Le défi social-libéral de Manuel Valls bouleverse le paysage politique

Le Parti socialiste au pouvoir en France règle ses comptes ce week-end après le virage social-libéral affiché par le Premier ministre, Manuel Valls, qui bouleverse aussi la stratégie d’une opposition de droite plus divisée que jamais.

Rarement au cours des dernières décennies la France aura connu une telle conjonction de facteurs propres à susciter une crise politique majeure: impopularité abyssale de l’exécutif, majorité parlementaire effritée, impréparation de l’opposition à assurer une éventuelle alternance et montée de l’extrême droite, sur fond de marasme économique persistant.

La traditionnelle université d’été du PS, qui se terminera dimanche par un discours de Manuel Valls, s’est ouverte vendredi à La Rochelle (ouest) dans une ambiance électrique, sous la pression de son aile gauche.

Celle-ci, parmi laquelle un groupe de députés "frondeurs", a vécu comme une "provocation" l’arrivée mardi de l’ex-banquier Emmanuel Macron à la tête du ministère de l’Economie.

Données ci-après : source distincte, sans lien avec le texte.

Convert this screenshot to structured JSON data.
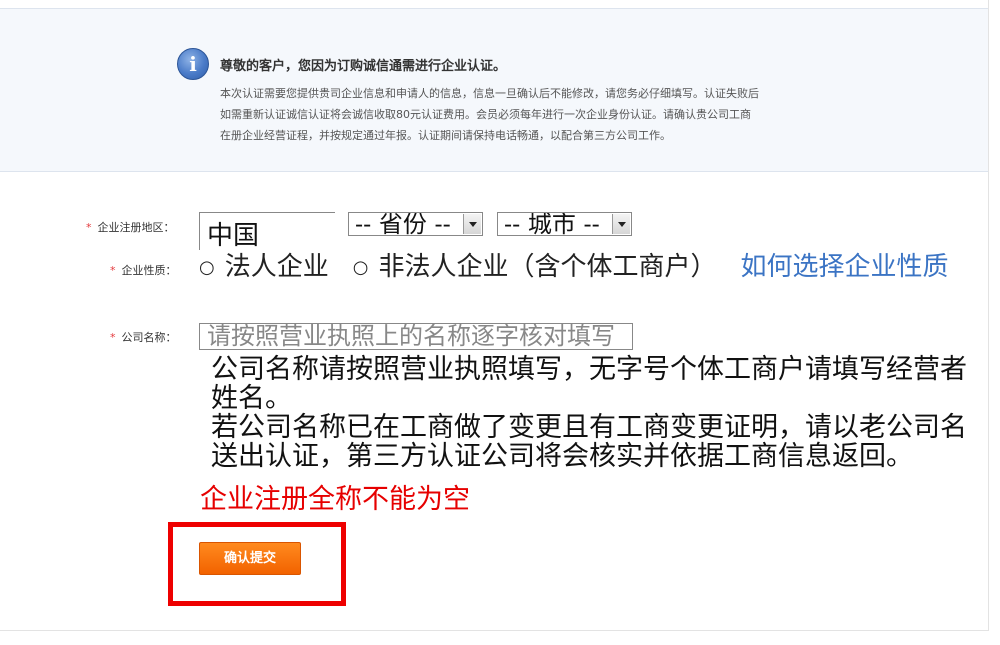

Ce n’est pas la standing-ovation reçue par Manuel Valls par le patronat mercredi qui a pu calmer les esprits: dans un discours aux tonalités libérales inhabituelles chez un dirigeant socialiste français, le Premier ministre a proclamé son "amour" pour l’entreprise.

Il a jugé "absurde" de qualifier de "cadeaux aux patrons" les allègements de charges accordés aux entreprises, dont l’exécutif espère une relance de l’activité alors que la croissance est au point mort et que le chômage continue d’augmenter.

Un "copié-collé" des discours de l’ancien Premier ministre britannique, Tony Blair, s’est étranglé le député socialiste Laurent Baumel, y voyant une rupture "idéologique" avec "tout ce que à quoi nous avons cru à gauche depuis des décennies".

Réduit à la portion congrue, sans les écologistes et sans les contestataires de cette ligne économique, vilipendé par ses ex-alliés d’extrême gauche, le gouvernement est "esseulé", a reconnu vendredi le chef du PS, Jean-Christophe Cambadélis. Mais il a averti ses troupes: "Je me porte garant des débats, mais je ne saurais accepter qu’ils aient pour but de renverser le gouvernement".

‘Prise de risque calculée’

L’hypothèse que les députés "frondeurs" (une quarantaine) refusent de voter la confiance à Manuel Valls en septembre ou octobre semble de fait improbable.

Si le gouvernement est mis en minorité, une dissolution de l’Assemblée est "inévitable", relève le politologue Philippe Braud. Et des élections à un moment où l’impopularité de l’exécutif est au plus bas et où le Front national de Marine Le Pen (extrême droite) engrange une bonne part du mécontentement des classes populaires "seraient une déroute cataclysmique pour les socialistes".

"La prise de risque de Manuel Valls est finalement assez calculée", estime M. Braud. "Il a brûlé ses vaisseaux, mais si à terme ses réformes portent leurs fruits, il aura fait faire à la gauche une révolution culturelle".

Du temps: c’est aussi ce que souhaite l’Union pour un mouvement populaire (UMP), le principal parti de droite encore empêtré par l’héritage encombrant laissé par l’ancien président Nicolas Sarkozy, et maintenant pris de court par le virage libéral de l’exécutif qui lui retire une bonne partie de ses arguments.

Plusieurs poids lourds du parti, dont l’ancien Premier ministre François Fillon et l’ex-chef de sa diplomatie Alain Juppé ont déjà manifesté leur intention de se présenter à la future primaire qui désignera le candidat à la présidentielle de 2017.

Les deux rivaux se sont démarqués de l’orientation très droitière de la campagne 2012 qui a conduit à la défaite de M. Sarkozy face à François Hollande mais qui garde cependant des partisans à l’UMP.

M. Sarkozy ne cache d’ailleurs plus son intention de prendre sa revanche en 2017. Il a laissé entendre qu’il briguerait fin novembre la présidence de l’UMP. Et vu sa popularité parmi les militants, "ses chances sont extrêmement fortes sauf accident judiciaire", souligne Philippe Braud.

Nicolas Sarkozy est impliqué dans plusieurs dossiers judiciaires. Les comptes de sa campagne 2012, révélant une double facturation, avaient provoqué en juin la démission de l’ancien président du parti Jean-François Copé.

Des élections anticipées feraient en revanche les affaires du FN. Marine Le Pen, qui a dénoncé le "spectacle affligeant" donné par le pouvoir en place et par l’UMP, a récemment appelé à la dissolution de l’Assemblée.